My 'vicious uncontrollable dog' who goes with me EVERYWHERE. I, like you, am trying to make a well behaved, well socialized dog. Musashi comes with me to role playing (where there is an 18 month old child who he will lay down and approach on his belly very cautiously and be incredibly gentle with), to the dojo for Martial Arts classes (Where he lays quietly and watches) on walks and car rides everywhere, he even went to Trunk or Treat for Halloween and let probably 50 or so tiny hands pet him on the face (which, as I understand it, most dogs really don't like it when you reach for their face). All this and Musashi has never bitten, snarled, barked, snapped, or otherwise made an aggressive move at anyone.
Its not exactly the same situation, but I can certainly relate and I am very sorry Isley got attacked. After she heals up I'm sure she will be back to normal, especially with lots of love from her mama.

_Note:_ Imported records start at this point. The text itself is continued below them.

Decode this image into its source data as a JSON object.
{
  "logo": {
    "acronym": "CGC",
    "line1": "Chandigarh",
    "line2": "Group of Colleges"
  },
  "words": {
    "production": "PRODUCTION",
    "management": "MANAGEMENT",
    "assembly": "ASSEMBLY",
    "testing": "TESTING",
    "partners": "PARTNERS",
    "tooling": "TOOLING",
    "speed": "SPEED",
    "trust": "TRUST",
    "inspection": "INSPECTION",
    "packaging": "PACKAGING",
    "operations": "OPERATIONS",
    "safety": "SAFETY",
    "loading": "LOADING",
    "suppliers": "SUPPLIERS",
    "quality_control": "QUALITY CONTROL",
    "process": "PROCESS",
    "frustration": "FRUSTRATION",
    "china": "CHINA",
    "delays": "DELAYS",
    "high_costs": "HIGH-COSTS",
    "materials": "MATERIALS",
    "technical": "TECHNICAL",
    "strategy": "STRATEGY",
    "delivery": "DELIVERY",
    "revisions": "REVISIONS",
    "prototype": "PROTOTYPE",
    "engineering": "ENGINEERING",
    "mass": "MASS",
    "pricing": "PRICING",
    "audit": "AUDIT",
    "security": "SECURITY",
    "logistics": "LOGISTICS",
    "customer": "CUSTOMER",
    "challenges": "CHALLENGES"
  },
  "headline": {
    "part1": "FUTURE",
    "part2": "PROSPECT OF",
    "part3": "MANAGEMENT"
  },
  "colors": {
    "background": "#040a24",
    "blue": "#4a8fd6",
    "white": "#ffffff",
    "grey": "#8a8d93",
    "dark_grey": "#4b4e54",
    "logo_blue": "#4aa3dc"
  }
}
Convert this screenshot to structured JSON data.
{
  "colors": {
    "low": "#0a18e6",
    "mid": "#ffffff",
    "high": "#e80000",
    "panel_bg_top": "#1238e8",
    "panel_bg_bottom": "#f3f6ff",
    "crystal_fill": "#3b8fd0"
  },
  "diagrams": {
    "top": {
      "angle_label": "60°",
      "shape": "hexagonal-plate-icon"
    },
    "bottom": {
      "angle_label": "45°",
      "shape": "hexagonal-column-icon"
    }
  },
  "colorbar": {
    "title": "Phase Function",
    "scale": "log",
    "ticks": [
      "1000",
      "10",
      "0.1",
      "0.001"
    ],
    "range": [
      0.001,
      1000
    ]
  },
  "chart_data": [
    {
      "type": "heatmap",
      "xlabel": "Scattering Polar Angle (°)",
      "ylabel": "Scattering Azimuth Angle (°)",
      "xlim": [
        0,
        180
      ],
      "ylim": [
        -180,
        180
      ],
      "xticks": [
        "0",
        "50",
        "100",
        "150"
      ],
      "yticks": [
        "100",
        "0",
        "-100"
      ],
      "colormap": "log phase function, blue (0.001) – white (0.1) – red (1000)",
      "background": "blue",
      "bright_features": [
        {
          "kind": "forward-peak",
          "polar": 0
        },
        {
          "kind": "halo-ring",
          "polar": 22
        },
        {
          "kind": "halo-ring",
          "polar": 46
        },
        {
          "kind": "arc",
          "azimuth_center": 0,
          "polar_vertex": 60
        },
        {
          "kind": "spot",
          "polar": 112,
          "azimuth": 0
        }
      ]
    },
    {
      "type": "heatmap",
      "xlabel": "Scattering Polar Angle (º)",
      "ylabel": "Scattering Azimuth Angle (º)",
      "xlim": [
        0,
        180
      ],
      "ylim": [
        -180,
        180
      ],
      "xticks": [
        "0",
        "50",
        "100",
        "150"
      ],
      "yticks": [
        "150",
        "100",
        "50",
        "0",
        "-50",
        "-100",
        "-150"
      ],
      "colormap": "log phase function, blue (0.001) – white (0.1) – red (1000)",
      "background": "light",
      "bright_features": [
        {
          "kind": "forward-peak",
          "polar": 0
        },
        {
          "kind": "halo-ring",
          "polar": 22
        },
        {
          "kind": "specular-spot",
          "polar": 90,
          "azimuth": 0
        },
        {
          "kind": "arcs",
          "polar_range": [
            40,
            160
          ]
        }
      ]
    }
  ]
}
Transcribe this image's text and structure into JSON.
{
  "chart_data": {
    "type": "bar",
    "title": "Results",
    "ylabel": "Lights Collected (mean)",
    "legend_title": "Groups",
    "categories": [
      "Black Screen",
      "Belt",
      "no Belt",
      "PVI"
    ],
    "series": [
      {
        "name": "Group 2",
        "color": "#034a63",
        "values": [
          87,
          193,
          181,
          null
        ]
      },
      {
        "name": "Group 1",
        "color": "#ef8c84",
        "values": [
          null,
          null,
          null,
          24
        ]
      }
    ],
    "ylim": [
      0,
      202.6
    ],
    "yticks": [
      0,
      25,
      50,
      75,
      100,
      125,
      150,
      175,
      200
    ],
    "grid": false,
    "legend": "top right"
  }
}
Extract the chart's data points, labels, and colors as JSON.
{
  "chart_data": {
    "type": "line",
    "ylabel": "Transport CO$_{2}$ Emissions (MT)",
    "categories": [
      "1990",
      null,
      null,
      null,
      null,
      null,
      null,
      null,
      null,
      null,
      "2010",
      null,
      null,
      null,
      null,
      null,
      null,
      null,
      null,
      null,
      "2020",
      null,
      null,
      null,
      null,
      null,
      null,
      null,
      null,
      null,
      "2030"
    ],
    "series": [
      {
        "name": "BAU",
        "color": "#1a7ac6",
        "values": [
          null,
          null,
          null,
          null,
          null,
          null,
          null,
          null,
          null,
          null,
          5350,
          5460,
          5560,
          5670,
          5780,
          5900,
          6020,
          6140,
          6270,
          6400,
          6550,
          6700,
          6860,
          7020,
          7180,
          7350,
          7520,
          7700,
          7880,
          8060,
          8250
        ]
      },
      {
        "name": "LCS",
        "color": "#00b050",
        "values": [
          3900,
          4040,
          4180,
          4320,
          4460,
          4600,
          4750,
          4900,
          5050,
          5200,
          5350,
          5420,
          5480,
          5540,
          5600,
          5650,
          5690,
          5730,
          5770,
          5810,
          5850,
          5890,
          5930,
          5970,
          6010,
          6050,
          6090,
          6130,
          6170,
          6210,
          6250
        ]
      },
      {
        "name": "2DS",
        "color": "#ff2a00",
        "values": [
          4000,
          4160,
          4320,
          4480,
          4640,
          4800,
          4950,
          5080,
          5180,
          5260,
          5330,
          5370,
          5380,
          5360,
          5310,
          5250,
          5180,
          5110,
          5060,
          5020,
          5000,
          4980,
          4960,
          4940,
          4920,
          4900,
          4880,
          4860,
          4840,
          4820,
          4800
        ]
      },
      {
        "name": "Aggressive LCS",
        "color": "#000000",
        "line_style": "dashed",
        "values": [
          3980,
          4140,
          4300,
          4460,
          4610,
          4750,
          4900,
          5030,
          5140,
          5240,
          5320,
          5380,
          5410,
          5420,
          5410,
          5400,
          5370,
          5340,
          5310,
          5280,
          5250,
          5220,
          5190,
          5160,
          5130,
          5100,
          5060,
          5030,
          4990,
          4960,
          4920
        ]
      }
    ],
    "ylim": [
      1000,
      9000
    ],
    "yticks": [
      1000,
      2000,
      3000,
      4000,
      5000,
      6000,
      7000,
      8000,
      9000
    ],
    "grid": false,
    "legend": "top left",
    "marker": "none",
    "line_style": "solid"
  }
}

Frankly, I hope you beat the shit out of any dog that tries to attack her again, or the parent of an irresponsible child. Good luck fellow responsible pet owner. I salute you.
@ Janice: Thank you. I'm glad you've met Isley and can say so honestly.
@Nick: The same rule applies in our town in theory, but it never actually happens. Leash laws apply, as do neuter/spay laws.
As for the pitt-bulls, those owners are what give that breed a bad name. They buy these dogs because they look tough (I love them for their adorable eyes and big old heads), then neglect them. They are high-energy breed working dogs, if they're neglected, they get bored and make their own "fun" - which is often aggressive.
I'm glad Huxley wasn't hurt in the exchange, and it sounds like you guys both handled the situation well. Last night I kept having this feeling that I should have at least kicked at the dog when it charged us, but I didn't. I don't know why. Fuck hind sight and my inability to protect my (sissy, sweet) pooch.
@Tiffani: Not wanting Musashi to pick up other habits is totally understandable. As for the bristling - that's a normal response, and shouldn't be scolded at all. Bristling is the body language version of "Hey, please stop I'm uncomfortable." Baring teeth is where the line should be drawn - and not by spraying them.
Our trainer uses Isley to help socialize unsocialized dogs. The rule is: they meet face to face on a taught leash, and if the other dog growls or bares teeth, the other dog goes in time out and can't see: their owner, their trainer, or the other dogs anymore. This repeatedly has a profound effect on socializing recently adopted dogs.
In a safe environment (as in, highly supervised and both on leash) I'm 100% okay with this type of interaction. It helps Isley realize she shouldn't treat every situation like instant play-time, and it teaches other dogs that not all dogs are out for a fight. Isley's response to growling is to submit instantly. She lays on her belly and looks up at the dog, and it's instantly helpful - so I believe in behavior training, even in older, stubborn dogs.
There's nothing more irresponsible about keeping a dog outside than there is about keeping a 55 pound dog in an apartment. Want irresponsible? How about getting a dog before getting a job?
@Anonymous
Super mature to anonymously leave a nasty note without taking responsibility. I do have a yard for her to run in, and walk her for additional exercise for both her health and mine.
Leaving dogs outside full-time is neglectful (and poses many health issues including sun burn, worms and ticks, and shortens their life span significantly). This also does not allow any time to teach them good habits, like not barking. Plus, dogs figure out ways to get out of yards too often by breaking fences or simply jumping them, and can attack people or others pets on a far too regular basis.